Now that Joe Biden is in the White House, Democrats are once again on the march, this time to put abolitionist Harriet Tubman on the $20 bill. They don’t actually know very much about Harriet Tubman, but she was Black, and Democrats desperately want to put somebody Black on our money. So here she comes.
I say they don’t know very much about Ms. Tubman because Democrats announced this on the same day that Democrats sent a procession of House Managers over to the Senate to deliver an Article of Impeachment against former President Trump. They are charging him with “inciting insurrection.”
If Democrats want to impeach someone for inciting insurrection, they could start with Harriet Tubman. She was one of the major planners of the attempt to take over and occupy the United States arsenal at Harpers Ferry in 1859. Seventeen people were killed in that action. The leader, John Brown, was charged with treason against the Commonwealth of Virginia, murder, and inciting insurrection. He and six others were convicted and executed for their roles in the attack. Had she not fallen ill shortly before the attack, Harriet Tubman might well have been among those captured and executed.

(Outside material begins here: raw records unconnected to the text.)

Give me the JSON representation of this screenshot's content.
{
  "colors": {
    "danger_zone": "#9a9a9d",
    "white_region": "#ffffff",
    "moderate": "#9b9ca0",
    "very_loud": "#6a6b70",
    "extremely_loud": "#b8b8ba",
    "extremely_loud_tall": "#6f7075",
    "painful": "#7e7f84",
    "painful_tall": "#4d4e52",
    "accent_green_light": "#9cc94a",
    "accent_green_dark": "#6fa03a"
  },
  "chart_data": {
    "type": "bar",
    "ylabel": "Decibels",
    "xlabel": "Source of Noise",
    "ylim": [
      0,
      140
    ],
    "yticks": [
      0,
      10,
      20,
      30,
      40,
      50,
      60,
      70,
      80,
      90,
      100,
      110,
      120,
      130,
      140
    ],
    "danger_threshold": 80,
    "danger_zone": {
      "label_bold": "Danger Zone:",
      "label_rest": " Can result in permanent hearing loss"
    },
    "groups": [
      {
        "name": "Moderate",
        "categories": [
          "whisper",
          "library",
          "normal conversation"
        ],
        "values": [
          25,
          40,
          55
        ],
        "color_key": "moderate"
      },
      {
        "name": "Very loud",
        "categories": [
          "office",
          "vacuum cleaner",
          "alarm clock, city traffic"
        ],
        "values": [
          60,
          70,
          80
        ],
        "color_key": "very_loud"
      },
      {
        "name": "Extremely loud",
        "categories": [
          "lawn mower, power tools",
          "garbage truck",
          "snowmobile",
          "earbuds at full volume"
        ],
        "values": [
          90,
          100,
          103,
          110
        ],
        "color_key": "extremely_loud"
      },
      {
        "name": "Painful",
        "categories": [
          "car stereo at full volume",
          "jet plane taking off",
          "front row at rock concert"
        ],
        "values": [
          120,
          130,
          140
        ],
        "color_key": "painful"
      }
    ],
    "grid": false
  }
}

Michigan State University maintains an extensive online history of the Civil War era, and has an entire section devoted to Harriet Tubman. The chapter entitled “John Brown’s War” tells us:
John Brown was a famous abolitionist who was identified as being a violent abolitionist. Tubman had been an admirer of John Brown for a while. Tubman had met John Brown through fellow abolitionist Frederick Douglass. In 1858 John Brown had began to finish up his plans for the raid. When Tubman finally met with Brown he would keep referring to her as “General Tubman.” After Tubman heard his plan she was on board, and was set to go and recruit men for the raid. That summer she continued to raise funds for Canada while helping John Brown. She even stayed with Douglass at the time. Tubman had suggested July 4th for the raid on Harpers Ferry. Brown and Douglass had different ideas on how the Raid was supposed to go, Douglass said that Brown’s idea was suicidal. Brown wanted to do a full scale attack instead of doing small guerilla attacks. After Brown said he would not be deterred Douglass decided to back out. Brown went ahead and attacked Harpers Ferry. The attack was ill fated as [Brown] successfully got some slaves and was able to arm them. However they were eventually defeated and John Brown was sentenced to death. In the wake of the defeat Tubman had to keep a low profile because anyone who was involved in the planning of the raid was in jeopardy.
According to West Virginia Archives and History,
Frederick Douglass and Harriet Tubman were asked to join the raiders, and Harriet Tubman agreed to participate but was ill at the time of the raid.
One hundred-sixty years ago, Harriet Tubman narrowly escaped being hung for treason. But I guess if you wait long enough, you’ll be right on the money.